Zum anderen war der Aufwand aber auch in der Person des Hauptangeklagten begründet. Der gebürtige Chilene hatte vor zehn Jahren den Chef der rivalisierenden Rockergruppe Outlaws getötet, war dafür vom Landgericht Kaiserslautern im Juli 2012 zu einer zwölfjährigen Gefängnisstrafe verurteilt worden. Nun, so die Befürchtung der Sicherheitsbehörden, könnten sich die Outlaws möglicherweise für den Tod ihres Chefs rächen wollen. In die bestens gesicherten Räume des Trierer Landgerichts wären die Rocker aber auch nicht bewaffnet hineingekommen.

Dafür sitzt – bis auf den letzten Prozesstag – immer eine Handvoll Hells Angels im Zuschauerraum, wenn auch nicht mit Kutte, sondern Zivilkleidung. Der Hauptangeklagte nickt ihnen stets zu, wenn er von zwei Justizbediensteten in Handschellen in den Sitzungssaal geführt wird.

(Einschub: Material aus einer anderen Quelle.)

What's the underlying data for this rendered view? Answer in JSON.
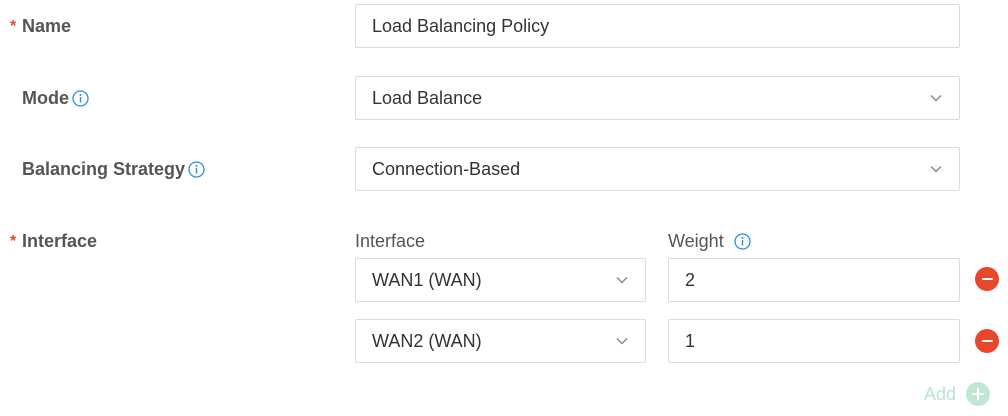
{
  "form": {
    "name": {
      "label": "Name",
      "required_mark": "*",
      "value": "Load Balancing Policy"
    },
    "mode": {
      "label": "Mode",
      "value": "Load Balance"
    },
    "strategy": {
      "label": "Balancing Strategy",
      "value": "Connection-Based"
    },
    "interface": {
      "label": "Interface",
      "required_mark": "*",
      "column_interface": "Interface",
      "column_weight": "Weight",
      "rows": [
        {
          "interface": "WAN1 (WAN)",
          "weight": "2"
        },
        {
          "interface": "WAN2 (WAN)",
          "weight": "1"
        }
      ],
      "add_label": "Add"
    }
  },
  "colors": {
    "required": "#e8472b",
    "info_icon": "#2b8de0",
    "remove": "#e8472b",
    "add_disabled": "#bfe7d4"
  },
  "icons": {
    "info": "info-icon",
    "dropdown": "chevron-down-icon",
    "remove": "minus-circle-icon",
    "add": "plus-circle-icon"
  }
}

Der Hauptangeklagte ist prozess­erfahren. Schon mit 17 Jahren saß er das erste Mal im Jugendgefängnis, neben Totschlags wurde er in der Vergangenheit wegen Brandstiftung und Körperverletzung verurteilt. Der 37-Jährige soll früher zur Hooliganszene gehört haben, von der er sich aber inzwischen gelöst habe. Vor elf Jahren soll er dann in Kontakt mit den Hells Angels gekommen sein. Von was der gelernte Maler und Lackierer lebt, wie seine familiären Verhältnisse sind, bleibt in dem Trierer Verfahren im Dunkeln.

Oberstaatsanwalt Eric Samel bescheinigt dem Angeklagten in seinem Plädoyer einen „kalten und unbeirrten Eindruck“. Er empfinde keine Empathie für die Opfer und werde wohl auch so weitermachen, wenn er eines Tages aus dem Gefängnis entlassen werde, sagt der Anklagevertreter voraus.

Das aber wird noch etwas dauern. Nachdem er seit 2011 hinter Gittern sitzt, dürften sich die Gefängnistüren für den Hells Angel kaum vor 2025 öffnen.